I’m better than I was a few years ago though I am still not entirely aware of my own emotions (or why I’m feeling however I’m feeling) all the time.
(Supposedly writing helps these type of people to connect to their emotions and be more aware of what is really going on in their life. Must be why I picked it up :) I’ve found it to be helpful in processing everything and paying attention to what I’m learning. It’s sort of cathartic.)
I’ve also found that I’m not nearly as in touch with what Ranger might need or what he is asking for at any given time as Israel is. He can tell what Ranger needs based on cues that I am entirely unaware of.
In these cases, I fail to offer Ranger a contingent response to his attempts at communication. According to Dr. Siegel, a “contingent response is when the quality, intensity, and timing of the other’s signals clearly reflects the signals that we have sent.” Meaning the caregiver can respond appropriately to the child’s communication.
I would love to work on that.
The ABC’s of attachment:
“Secure attachments are thought to occur when children have consistent, emotionally attuned, contingent communication with their parent or other primary caregiver. Relationships that provide contingency, especially at ties of emotional need, offer children repeated experiences of feeling connected, understood, and protected.”
In light of this realization, I’m going to make a point to try to not gloss over more of Ranger’s life than I already have. I’m going to try to be a bit more responsive and available to him, less caught up in the virtual world of the internet and my iPad so that I can learn to read his cues better. I also want to add habits into our routines as is necessary to accommodate this goal of better emotional connection and communication.

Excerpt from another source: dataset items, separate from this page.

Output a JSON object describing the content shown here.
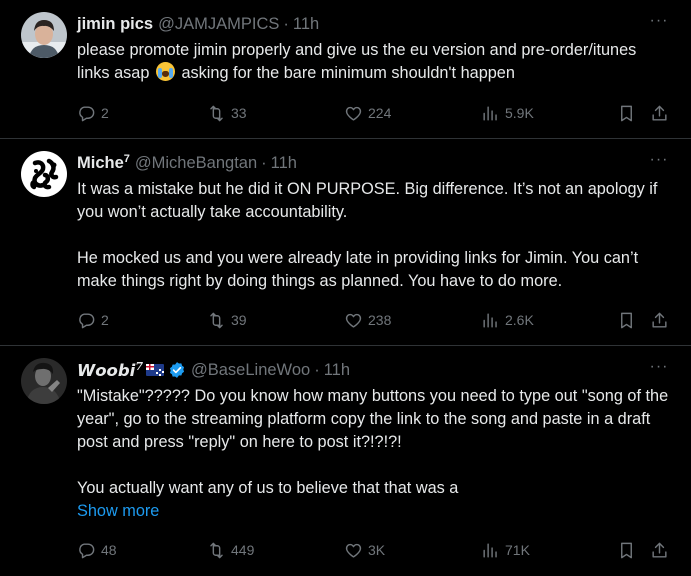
{
  "tweets": [
    {
      "name": "jimin pics",
      "handle": "@JAMJAMPICS",
      "separator": "·",
      "time": "11h",
      "more": "···",
      "text_before_emoji": "please promote jimin properly and give us the eu version and pre-order/itunes links asap ",
      "emoji": "loudly-crying-face",
      "text_after_emoji": " asking for the bare minimum shouldn't happen",
      "replies": "2",
      "reposts": "33",
      "likes": "224",
      "views": "5.9K"
    },
    {
      "name": "Miche",
      "name_sup": "7",
      "handle": "@MicheBangtan",
      "separator": "·",
      "time": "11h",
      "more": "···",
      "paragraphs": [
        "It was a mistake but he did it ON PURPOSE. Big difference. It’s not an apology if you won’t actually take accountability.",
        "He mocked us and you were already late in providing links for Jimin. You can’t make things right by doing things as planned. You have to do more."
      ],
      "replies": "2",
      "reposts": "39",
      "likes": "238",
      "views": "2.6K"
    },
    {
      "name": "𝙒𝙤𝙤𝙗𝙞",
      "name_sup": "7",
      "flag": "australia-flag",
      "verified": true,
      "handle": "@BaseLineWoo",
      "separator": "·",
      "time": "11h",
      "more": "···",
      "paragraphs": [
        "\"Mistake\"????? Do you know how many buttons you need to type out \"song of the year\", go to the streaming platform copy the link to the song and paste in a draft post and press \"reply\" on here to post it?!?!?!",
        "You actually want any of us to believe that that was a"
      ],
      "show_more": "Show more",
      "replies": "48",
      "reposts": "449",
      "likes": "3K",
      "views": "71K"
    }
  ],
  "colors": {
    "background": "#000000",
    "text": "#e7e9ea",
    "muted": "#71767b",
    "link": "#1d9bf0",
    "divider": "#2f3336",
    "verified": "#1d9bf0"
  },
  "icons": [
    "reply-icon",
    "repost-icon",
    "like-icon",
    "views-icon",
    "bookmark-icon",
    "share-icon"
  ]
}
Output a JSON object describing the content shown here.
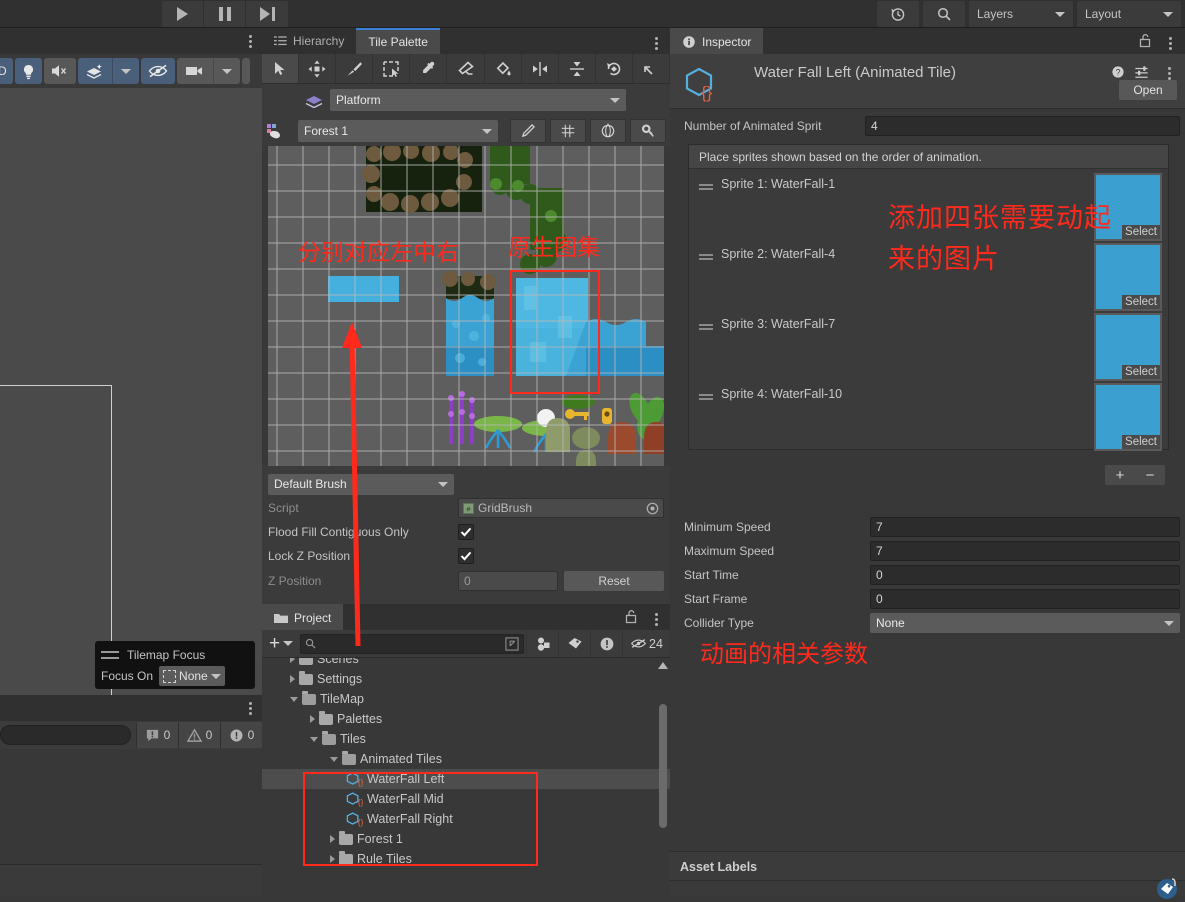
{
  "toolbar": {
    "play_icon": "play-icon",
    "pause_icon": "pause-icon",
    "step_icon": "step-icon",
    "history_icon": "history-icon",
    "search_icon": "search-icon",
    "layers_label": "Layers",
    "layout_label": "Layout"
  },
  "scene_toolbar": {
    "buttons": [
      {
        "name": "2d-toggle",
        "label": "D",
        "icon": "2d-icon",
        "active": true
      },
      {
        "name": "lighting-toggle",
        "label": "",
        "icon": "lightbulb-icon",
        "active": true
      },
      {
        "name": "audio-toggle",
        "label": "",
        "icon": "speaker-mute-icon",
        "active": false
      },
      {
        "name": "effects-toggle",
        "label": "",
        "icon": "fx-sparkle-icon",
        "active": true
      },
      {
        "name": "effects-dropdown",
        "label": "",
        "icon": "chevron-down-icon",
        "active": true
      },
      {
        "name": "hidden-objects-toggle",
        "label": "",
        "icon": "eye-slash-icon",
        "active": true
      },
      {
        "name": "camera-toggle",
        "label": "",
        "icon": "camera-icon",
        "active": false
      },
      {
        "name": "camera-dropdown",
        "label": "",
        "icon": "chevron-down-icon",
        "active": false
      }
    ]
  },
  "tilemap_focus": {
    "title": "Tilemap Focus",
    "focus_on_label": "Focus On",
    "focus_on_value": "None",
    "grip_icon": "drag-handle-icon",
    "dropdown_icon": "chevron-down-icon",
    "target_icon": "target-brackets-icon"
  },
  "console": {
    "search_placeholder": "",
    "search_value": "",
    "badges": [
      {
        "icon": "log-icon",
        "count": "0"
      },
      {
        "icon": "warning-icon",
        "count": "0"
      },
      {
        "icon": "error-icon",
        "count": "0"
      }
    ],
    "kebab_icon": "kebab-menu-icon"
  },
  "center_panel": {
    "tabs": [
      {
        "name": "tab-hierarchy",
        "label": "Hierarchy",
        "icon": "hierarchy-icon",
        "active": false
      },
      {
        "name": "tab-tile-palette",
        "label": "Tile Palette",
        "icon": "",
        "active": true
      }
    ],
    "kebab_icon": "kebab-menu-icon",
    "tools": [
      {
        "name": "tool-select",
        "icon": "cursor-arrow-icon",
        "selected": true
      },
      {
        "name": "tool-move",
        "icon": "move-arrows-icon",
        "selected": false
      },
      {
        "name": "tool-paint",
        "icon": "paintbrush-icon",
        "selected": false
      },
      {
        "name": "tool-box-fill",
        "icon": "box-select-icon",
        "selected": false
      },
      {
        "name": "tool-picker",
        "icon": "eyedropper-icon",
        "selected": false
      },
      {
        "name": "tool-erase",
        "icon": "eraser-icon",
        "selected": false
      },
      {
        "name": "tool-fill",
        "icon": "paint-bucket-icon",
        "selected": false
      },
      {
        "name": "tool-flip-x",
        "icon": "flip-horizontal-icon",
        "selected": false
      },
      {
        "name": "tool-flip-y",
        "icon": "flip-vertical-icon",
        "selected": false
      },
      {
        "name": "tool-rotate-cw",
        "icon": "rotate-clockwise-icon",
        "selected": false
      },
      {
        "name": "tool-rotate-ccw",
        "icon": "rotate-counterclockwise-icon",
        "selected": false
      }
    ],
    "active_target_label": "Platform",
    "active_target_icon": "layers-stack-icon",
    "palette_name": "Forest 1",
    "palette_icon": "palette-icon",
    "right_buttons": [
      {
        "name": "edit-palette-button",
        "icon": "pencil-icon"
      },
      {
        "name": "grid-toggle-button",
        "icon": "grid-icon"
      },
      {
        "name": "gizmo-button",
        "icon": "globe-gizmo-icon"
      },
      {
        "name": "settings-button",
        "icon": "gear-wand-icon"
      }
    ]
  },
  "brush": {
    "selected": "Default Brush",
    "script_label": "Script",
    "script_value": "GridBrush",
    "script_icon": "script-asset-icon",
    "object_picker_icon": "radio-target-icon",
    "flood_fill_label": "Flood Fill Contiguous Only",
    "flood_fill_checked": true,
    "lock_z_label": "Lock Z Position",
    "lock_z_checked": true,
    "z_position_label": "Z Position",
    "z_position_value": "0",
    "reset_label": "Reset",
    "check_icon": "checkmark-icon",
    "dropdown_icon": "chevron-down-icon"
  },
  "project_panel": {
    "tab_label": "Project",
    "tab_icon": "folder-icon",
    "lock_icon": "lock-open-icon",
    "kebab_icon": "kebab-menu-icon",
    "add_label": "+",
    "add_dropdown_icon": "chevron-down-icon",
    "search_placeholder": "",
    "search_value": "",
    "search_icon": "search-icon",
    "search_expand_icon": "expand-search-icon",
    "toolbar_buttons": [
      {
        "name": "filter-by-type-button",
        "icon": "object-filter-icon",
        "label": ""
      },
      {
        "name": "filter-by-label-button",
        "icon": "tag-icon",
        "label": ""
      },
      {
        "name": "warnings-filter-button",
        "icon": "error-circle-icon",
        "label": ""
      },
      {
        "name": "hidden-packages-button",
        "icon": "eye-slash-icon",
        "label": "24"
      }
    ],
    "tree": [
      {
        "label": "Scenes",
        "depth": 1,
        "type": "folder",
        "expanded": false,
        "selected": false,
        "clipped": true
      },
      {
        "label": "Settings",
        "depth": 1,
        "type": "folder",
        "expanded": false,
        "selected": false
      },
      {
        "label": "TileMap",
        "depth": 1,
        "type": "folder-open",
        "expanded": true,
        "selected": false
      },
      {
        "label": "Palettes",
        "depth": 2,
        "type": "folder",
        "expanded": false,
        "selected": false
      },
      {
        "label": "Tiles",
        "depth": 2,
        "type": "folder-open",
        "expanded": true,
        "selected": false
      },
      {
        "label": "Animated Tiles",
        "depth": 3,
        "type": "folder-open",
        "expanded": true,
        "selected": false
      },
      {
        "label": "WaterFall Left",
        "depth": 4,
        "type": "asset",
        "expanded": false,
        "selected": true
      },
      {
        "label": "WaterFall Mid",
        "depth": 4,
        "type": "asset",
        "expanded": false,
        "selected": false
      },
      {
        "label": "WaterFall Right",
        "depth": 4,
        "type": "asset",
        "expanded": false,
        "selected": false
      },
      {
        "label": "Forest 1",
        "depth": 3,
        "type": "folder",
        "expanded": false,
        "selected": false
      },
      {
        "label": "Rule Tiles",
        "depth": 3,
        "type": "folder",
        "expanded": false,
        "selected": false
      }
    ]
  },
  "inspector": {
    "tab_label": "Inspector",
    "tab_icon": "info-icon",
    "lock_icon": "lock-open-icon",
    "kebab_icon": "kebab-menu-icon",
    "asset_title": "Water Fall Left (Animated Tile)",
    "asset_icon": "script-cube-icon",
    "help_icon": "help-icon",
    "preset_icon": "preset-icon",
    "header_kebab_icon": "kebab-menu-icon",
    "open_label": "Open",
    "count_label": "Number of Animated Sprit",
    "count_value": "4",
    "sprite_box_hint": "Place sprites shown based on the order of animation.",
    "sprites": [
      {
        "label": "Sprite 1: WaterFall-1",
        "select_label": "Select",
        "grip_icon": "drag-handle-icon"
      },
      {
        "label": "Sprite 2: WaterFall-4",
        "select_label": "Select",
        "grip_icon": "drag-handle-icon"
      },
      {
        "label": "Sprite 3: WaterFall-7",
        "select_label": "Select",
        "grip_icon": "drag-handle-icon"
      },
      {
        "label": "Sprite 4: WaterFall-10",
        "select_label": "Select",
        "grip_icon": "drag-handle-icon"
      }
    ],
    "add_label": "+",
    "remove_label": "−",
    "fields": [
      {
        "label": "Minimum Speed",
        "value": "7",
        "type": "text"
      },
      {
        "label": "Maximum Speed",
        "value": "7",
        "type": "text"
      },
      {
        "label": "Start Time",
        "value": "0",
        "type": "text"
      },
      {
        "label": "Start Frame",
        "value": "0",
        "type": "text"
      },
      {
        "label": "Collider Type",
        "value": "None",
        "type": "select"
      }
    ],
    "asset_labels_title": "Asset Labels",
    "asset_label_tag_icon": "tag-icon"
  },
  "annotations": {
    "color": "#ff2a1c",
    "palette_left_mid_right": "分别对应左中右",
    "palette_source_atlas": "原生图集",
    "inspector_add_four": "添加四张需要动起",
    "inspector_add_four_2": "来的图片",
    "inspector_params": "动画的相关参数"
  }
}
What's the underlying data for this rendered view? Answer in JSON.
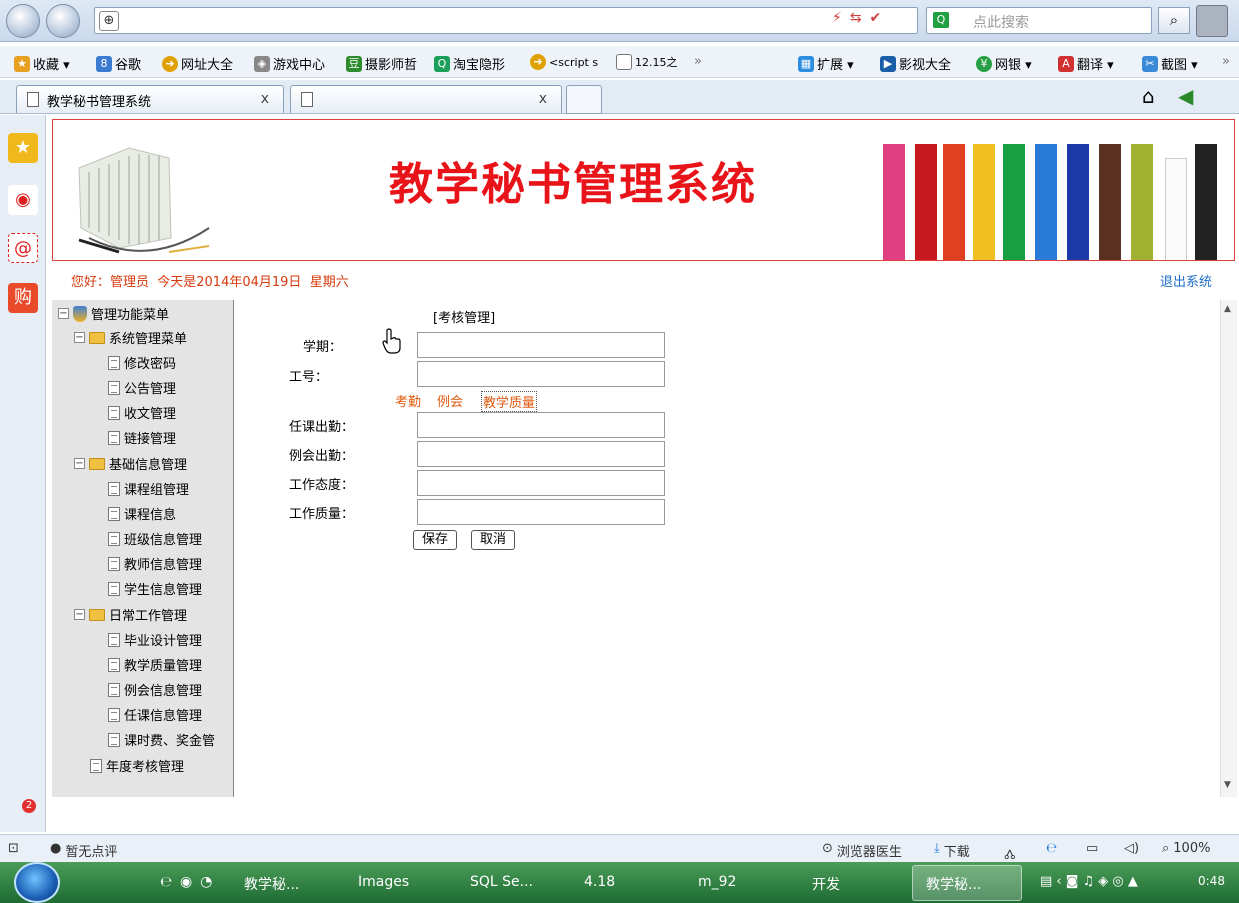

I want to give him a base of having an available and responsive mama who is aware of his needs and emotions.
I want that secure attachment between us.
What about you? Do you think you have a healthy attachment style?
How do you think your attachment has effected your parenting?
Do you find it difficult to stay in touch with your emotions? What about staying in touch with your kids?
Has anyone else read Parenting From the Inside Out?
P.S. you should read that book if you haven’t yet and you’re a parent. It’s a game-changer.